Ben Oppenheimer works on the Lyot Project in his lab.

For the first three years of its existence, the Lyot instrument was located at an Air Force Telescope in Maui, Hawaii, the US Air Force AEOS (Advanced Electro Optical System). This telescope proved a good testing ground for the coronagraph and the team is just beginning to publish their findings from that period. Now the coronagraph is back in Oppenheimer's New York lab, where it's being retrofitted for installation at the Palomar Observatory in California, near San Diego.

Left: Ben Oppenheimer, the principal investigator of the Lyot Project, makes adjustments to the coronagraph on a work bench.

Palomar's 200-inch Hale Telescope was an obvious choice, Oppenheimer said, because it is undergoing improvements that will give it the highest level of correction of any Earth-bound telescope. "We're trying to push the technology forward Ö trying new technology on real telescopes, where reality is different than it is in the lab," he said.

The telescope has 249 actuators - tiny deformable mirrors that work to smooth out light that has been distorted by the atmosphere and gravity in space. In 2010, that number will be upgraded to 3,000, giving Palomar the ability to observe incredibly precise images. That accuracy is vitally important to planet hunters like Oppenheimer as they try to pick out very faint planets many light-years away.

The Lyot team plans to have the coronagraph installed in Palomar by next summer, and the project will be in full swing when the telescope's optics are upgraded two years later.

Going to Extremes

Meanwhile, at NASA's Jet Propulsion Laboratory in Pasadena, California, another group of researchers has begun work on a project that will help make the Lyot Project's findings even more accurate. The Post Coronagraph Wavefront Sensor is an instrument that will receive the light that has already passed through the coronagraph. The calibration system will analyze this image for flaws and pass the information back to the adaptive optical system that first receives the starlight, allowing it to further correct the image.

Time-lapse photo of the Palomar Observatory.

"This device sharpens the images, takes out speckles and fine-tunes it," said Mike Shao, a JPL engineer who is heading up the project. "We just started work on it a few weeks ago and we hope to install it in two years." Shao explains that while correction systems like those he is working on have been used before, his current project should be "three orders of magnitude more powerful than the previous generation." and is one of the first sensors of its kind to be used with light that's already passed through a coronagraph.

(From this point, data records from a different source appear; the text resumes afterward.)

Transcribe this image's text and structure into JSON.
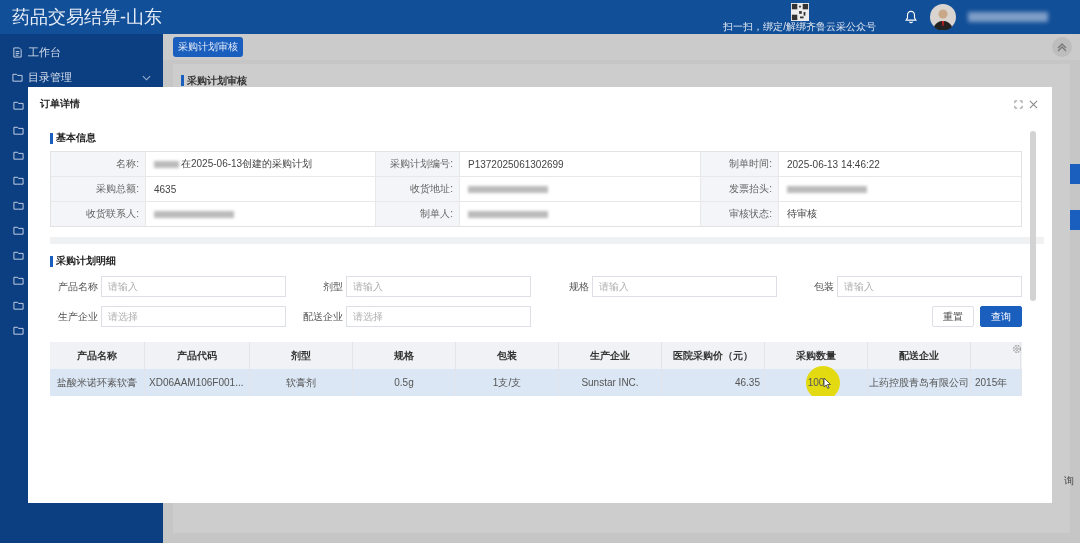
{
  "app": {
    "title": "药品交易结算-山东",
    "qr_caption": "扫一扫，绑定/解绑齐鲁云采公众号"
  },
  "sidebar": {
    "items": [
      {
        "label": "工作台",
        "expandable": false
      },
      {
        "label": "目录管理",
        "expandable": true
      }
    ]
  },
  "page": {
    "tab": "采购计划审核",
    "section_title": "采购计划审核",
    "behind_button_text": "询"
  },
  "modal": {
    "title": "订单详情",
    "basic_title": "基本信息",
    "basic_rows": [
      [
        {
          "label": "名称:",
          "value": "在2025-06-13创建的采购计划",
          "redacted_prefix": true
        },
        {
          "label": "采购计划编号:",
          "value": "P1372025061302699"
        },
        {
          "label": "制单时间:",
          "value": "2025-06-13 14:46:22"
        }
      ],
      [
        {
          "label": "采购总额:",
          "value": "4635"
        },
        {
          "label": "收货地址:"
        },
        {
          "label": "发票抬头:"
        }
      ],
      [
        {
          "label": "收货联系人:"
        },
        {
          "label": "制单人:"
        },
        {
          "label": "审核状态:",
          "value": "待审核"
        }
      ]
    ],
    "detail_title": "采购计划明细",
    "filters": [
      {
        "label": "产品名称",
        "placeholder": "请输入"
      },
      {
        "label": "剂型",
        "placeholder": "请输入"
      },
      {
        "label": "规格",
        "placeholder": "请输入"
      },
      {
        "label": "包装",
        "placeholder": "请输入"
      },
      {
        "label": "生产企业",
        "placeholder": "请选择"
      },
      {
        "label": "配送企业",
        "placeholder": "请选择"
      }
    ],
    "buttons": [
      {
        "label": "重置",
        "kind": "plain"
      },
      {
        "label": "查询",
        "kind": "primary"
      }
    ],
    "table": {
      "columns": [
        "产品名称",
        "产品代码",
        "剂型",
        "规格",
        "包装",
        "生产企业",
        "医院采购价（元）",
        "采购数量",
        "配送企业"
      ],
      "rows": [
        {
          "selected": true,
          "cells": [
            "盐酸米诺环素软膏",
            "XD06AAM106F001...",
            "软膏剂",
            "0.5g",
            "1支/支",
            "Sunstar INC.",
            "46.35",
            "100",
            "上药控股青岛有限公司",
            "2015年"
          ]
        }
      ]
    }
  }
}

Right: Palomar Observatory, California, houses some of the most advanced telescopes in the world and is the future home of the Lyot Project.

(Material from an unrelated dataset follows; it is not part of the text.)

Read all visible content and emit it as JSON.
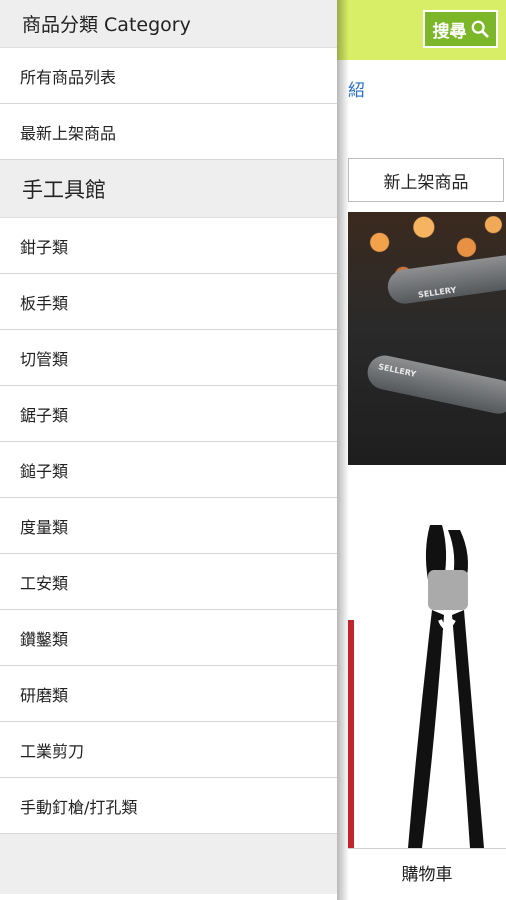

The information that Shao, Oppenheimer and the rest of those working on the Lyot Project hope to uncover will be invaluable to astronomers who want to know how our solar system fits into the big picture. Oppenheimer stresses that that until now, Earth's solar system had been our only model for how other planetary systems work. He compares it to the study of music. "If you just listened to Elvis, you wouldn't be able to predict the existence of classical music or rap," Oppenheimer said. "We're laying the technical groundwork for us to be able answer compelling, fundamental questions."

Oppenheimer predicts that the field of exoplanet observation will progress quickly as projects like Lyot push the technological envelope. As for the discovery of an Earth-like planet, he predicts that it's also not that far off. And he's optimistic about the effect such a discovery will have on our perception of the universe.

"People have a tendency to think of themselves as the center of the universe," he muses. "But planets are very plentiful - they may outnumber the stars. I hope [the discovery of an Earth-like planet] would influence our consciousness at large when it happens."